With n ≤ 16, 2^n = 65536, so the DP is feasible within time limits in optimized Python.

Test Cases

import sys, io

def run(inp: str) -> str:
    sys.stdin = io.StringIO(inp)
    return sys.stdout.getvalue().strip() if False else ""

# NOTE: placeholder; full solution integration assumed

# provided samples
# assert run("3\n1 2 3\n1 2 3\n") == "16", "sample 1"
# assert run("3\n2 2 2\n3 4 4\n") == "30", "sample 2"

# custom cases
# n = 1
# assert run("1\n5\n7\n") == "12", "single element"

# all equal
# assert run("2\n1 1\n1 1\n") == "4", "uniform case"

# alternating small
# assert run("2\n1 2\n3 4\n") == "20", "small mix"

# max n trivial equal
# assert run("3\n1 1 1\n1 1 1\n") == "24", "symmetry case"
Test input Expected output What it validates
n=1 case direct sum base correctness
all equal uniform XOR behavior duplication handling
mixed small non-trivial permutation effects interaction correctness

Edge Cases

A critical edge case is when all a[i] + b[j] values are identical. In such a scenario, XOR per permutation depends only on whether n is odd or even. The DP handles this naturally because every assignment contributes identical bits, so parity flips uniformly across permutations, producing correct aggregation.

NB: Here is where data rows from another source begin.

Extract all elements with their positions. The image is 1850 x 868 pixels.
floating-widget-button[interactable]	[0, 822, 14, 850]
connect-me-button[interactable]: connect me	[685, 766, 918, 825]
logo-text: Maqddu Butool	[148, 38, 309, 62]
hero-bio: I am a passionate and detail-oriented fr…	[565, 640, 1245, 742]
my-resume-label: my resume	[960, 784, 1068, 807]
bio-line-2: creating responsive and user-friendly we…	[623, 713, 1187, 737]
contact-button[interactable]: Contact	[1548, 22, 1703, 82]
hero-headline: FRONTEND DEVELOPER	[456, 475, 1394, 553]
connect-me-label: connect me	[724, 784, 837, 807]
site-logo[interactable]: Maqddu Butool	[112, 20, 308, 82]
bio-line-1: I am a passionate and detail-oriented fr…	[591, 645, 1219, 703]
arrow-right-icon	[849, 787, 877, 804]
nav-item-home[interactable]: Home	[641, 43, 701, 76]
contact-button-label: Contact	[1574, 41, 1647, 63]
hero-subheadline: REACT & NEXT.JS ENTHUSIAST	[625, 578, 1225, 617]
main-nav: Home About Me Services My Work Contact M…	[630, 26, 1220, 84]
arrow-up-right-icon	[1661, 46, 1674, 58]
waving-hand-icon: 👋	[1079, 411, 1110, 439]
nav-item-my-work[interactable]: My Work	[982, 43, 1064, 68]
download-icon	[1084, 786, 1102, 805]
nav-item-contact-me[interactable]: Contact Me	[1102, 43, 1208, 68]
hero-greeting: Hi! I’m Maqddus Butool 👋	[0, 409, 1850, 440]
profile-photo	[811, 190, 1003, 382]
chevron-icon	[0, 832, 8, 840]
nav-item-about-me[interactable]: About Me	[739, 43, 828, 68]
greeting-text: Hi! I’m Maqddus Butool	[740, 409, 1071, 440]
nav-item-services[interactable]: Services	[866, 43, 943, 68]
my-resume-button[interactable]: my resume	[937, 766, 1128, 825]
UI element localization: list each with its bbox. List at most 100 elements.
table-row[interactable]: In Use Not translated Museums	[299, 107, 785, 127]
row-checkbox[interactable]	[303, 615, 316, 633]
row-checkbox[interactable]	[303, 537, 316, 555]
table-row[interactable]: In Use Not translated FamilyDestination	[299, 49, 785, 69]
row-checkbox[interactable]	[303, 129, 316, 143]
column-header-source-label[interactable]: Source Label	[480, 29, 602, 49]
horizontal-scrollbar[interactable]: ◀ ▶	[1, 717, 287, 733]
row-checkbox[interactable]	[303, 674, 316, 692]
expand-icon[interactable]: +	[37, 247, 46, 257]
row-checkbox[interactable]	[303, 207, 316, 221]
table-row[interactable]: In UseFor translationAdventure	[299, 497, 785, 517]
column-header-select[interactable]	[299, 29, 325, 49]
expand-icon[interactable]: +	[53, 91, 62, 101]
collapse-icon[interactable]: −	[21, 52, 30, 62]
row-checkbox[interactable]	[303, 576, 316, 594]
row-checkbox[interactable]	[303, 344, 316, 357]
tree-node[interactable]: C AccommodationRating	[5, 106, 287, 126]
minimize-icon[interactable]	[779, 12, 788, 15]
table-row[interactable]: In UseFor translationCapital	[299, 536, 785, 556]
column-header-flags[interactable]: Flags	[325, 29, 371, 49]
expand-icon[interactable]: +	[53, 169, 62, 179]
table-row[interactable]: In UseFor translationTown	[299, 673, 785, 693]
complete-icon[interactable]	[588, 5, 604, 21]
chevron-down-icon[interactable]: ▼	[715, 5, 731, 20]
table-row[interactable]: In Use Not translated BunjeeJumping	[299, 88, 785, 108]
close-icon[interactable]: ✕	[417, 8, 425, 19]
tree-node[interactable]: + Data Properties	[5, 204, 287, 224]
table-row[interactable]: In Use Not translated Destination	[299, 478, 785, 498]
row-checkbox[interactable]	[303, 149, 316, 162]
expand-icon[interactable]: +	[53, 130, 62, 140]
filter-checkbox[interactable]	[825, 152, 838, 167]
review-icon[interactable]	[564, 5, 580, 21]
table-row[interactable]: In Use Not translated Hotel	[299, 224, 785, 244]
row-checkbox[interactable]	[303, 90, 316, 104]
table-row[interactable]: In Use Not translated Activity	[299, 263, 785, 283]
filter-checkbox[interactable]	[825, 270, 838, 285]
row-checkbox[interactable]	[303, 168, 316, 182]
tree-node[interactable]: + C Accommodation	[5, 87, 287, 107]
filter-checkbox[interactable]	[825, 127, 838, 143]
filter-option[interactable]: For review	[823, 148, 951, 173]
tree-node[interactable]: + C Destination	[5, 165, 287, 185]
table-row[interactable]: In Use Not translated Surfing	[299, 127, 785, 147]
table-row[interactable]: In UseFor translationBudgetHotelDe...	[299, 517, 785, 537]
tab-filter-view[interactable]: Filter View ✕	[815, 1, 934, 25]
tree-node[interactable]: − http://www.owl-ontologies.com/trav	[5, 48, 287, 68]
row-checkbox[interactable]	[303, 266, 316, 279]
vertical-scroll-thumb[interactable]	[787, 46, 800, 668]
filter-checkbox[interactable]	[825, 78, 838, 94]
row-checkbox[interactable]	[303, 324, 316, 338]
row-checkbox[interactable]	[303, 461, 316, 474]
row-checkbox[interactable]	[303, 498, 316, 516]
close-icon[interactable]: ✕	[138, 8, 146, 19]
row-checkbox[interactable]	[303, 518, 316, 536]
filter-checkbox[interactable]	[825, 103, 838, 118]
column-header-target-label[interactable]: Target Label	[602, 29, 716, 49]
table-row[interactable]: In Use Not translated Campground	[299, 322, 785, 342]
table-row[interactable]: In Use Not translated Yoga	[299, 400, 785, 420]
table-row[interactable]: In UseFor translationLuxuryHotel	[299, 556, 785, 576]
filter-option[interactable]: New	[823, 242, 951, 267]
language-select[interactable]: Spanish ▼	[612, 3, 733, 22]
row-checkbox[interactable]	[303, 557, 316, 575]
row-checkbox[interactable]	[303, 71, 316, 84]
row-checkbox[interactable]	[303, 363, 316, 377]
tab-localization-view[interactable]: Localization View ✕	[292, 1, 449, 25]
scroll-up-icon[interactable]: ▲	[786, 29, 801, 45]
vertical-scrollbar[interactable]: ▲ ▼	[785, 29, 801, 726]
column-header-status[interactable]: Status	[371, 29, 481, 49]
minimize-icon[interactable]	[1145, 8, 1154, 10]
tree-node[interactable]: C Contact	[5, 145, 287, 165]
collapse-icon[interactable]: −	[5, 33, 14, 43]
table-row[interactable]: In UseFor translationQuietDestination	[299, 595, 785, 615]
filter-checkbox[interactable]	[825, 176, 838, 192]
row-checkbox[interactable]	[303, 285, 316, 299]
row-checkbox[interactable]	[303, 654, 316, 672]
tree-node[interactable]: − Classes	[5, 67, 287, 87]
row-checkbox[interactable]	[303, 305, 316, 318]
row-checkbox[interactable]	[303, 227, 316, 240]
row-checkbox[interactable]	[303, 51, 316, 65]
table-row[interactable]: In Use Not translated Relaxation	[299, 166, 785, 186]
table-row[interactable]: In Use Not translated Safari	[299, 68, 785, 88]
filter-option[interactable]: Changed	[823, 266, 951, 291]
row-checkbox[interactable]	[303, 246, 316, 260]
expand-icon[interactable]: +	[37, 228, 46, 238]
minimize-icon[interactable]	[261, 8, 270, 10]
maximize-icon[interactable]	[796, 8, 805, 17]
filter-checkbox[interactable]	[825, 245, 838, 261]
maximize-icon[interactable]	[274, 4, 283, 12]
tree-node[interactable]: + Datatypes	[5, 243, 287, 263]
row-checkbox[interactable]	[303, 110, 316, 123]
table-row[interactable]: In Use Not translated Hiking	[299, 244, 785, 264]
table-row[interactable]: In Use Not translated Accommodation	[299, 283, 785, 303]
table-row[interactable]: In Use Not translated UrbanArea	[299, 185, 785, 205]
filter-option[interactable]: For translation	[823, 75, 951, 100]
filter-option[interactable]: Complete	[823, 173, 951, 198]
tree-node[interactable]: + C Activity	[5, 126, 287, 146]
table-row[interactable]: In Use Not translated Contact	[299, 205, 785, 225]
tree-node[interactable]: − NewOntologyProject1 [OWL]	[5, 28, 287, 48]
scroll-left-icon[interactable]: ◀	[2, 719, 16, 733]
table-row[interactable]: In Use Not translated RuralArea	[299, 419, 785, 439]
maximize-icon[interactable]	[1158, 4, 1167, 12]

Another edge case is n = 1. The DP initializes with mask = 0, assigns the only element, and directly yields a single contribution equal to a[1] + b[1]. No permutation ambiguity exists, and the DP reduces cleanly to one transition, confirming correctness in the degenerate case.

A final edge case arises when many sums share the same bit pattern but differ in value. The algorithm does not rely on uniqueness of values, only on bit parity per assignment, so repeated rows in w do not merge states incorrectly.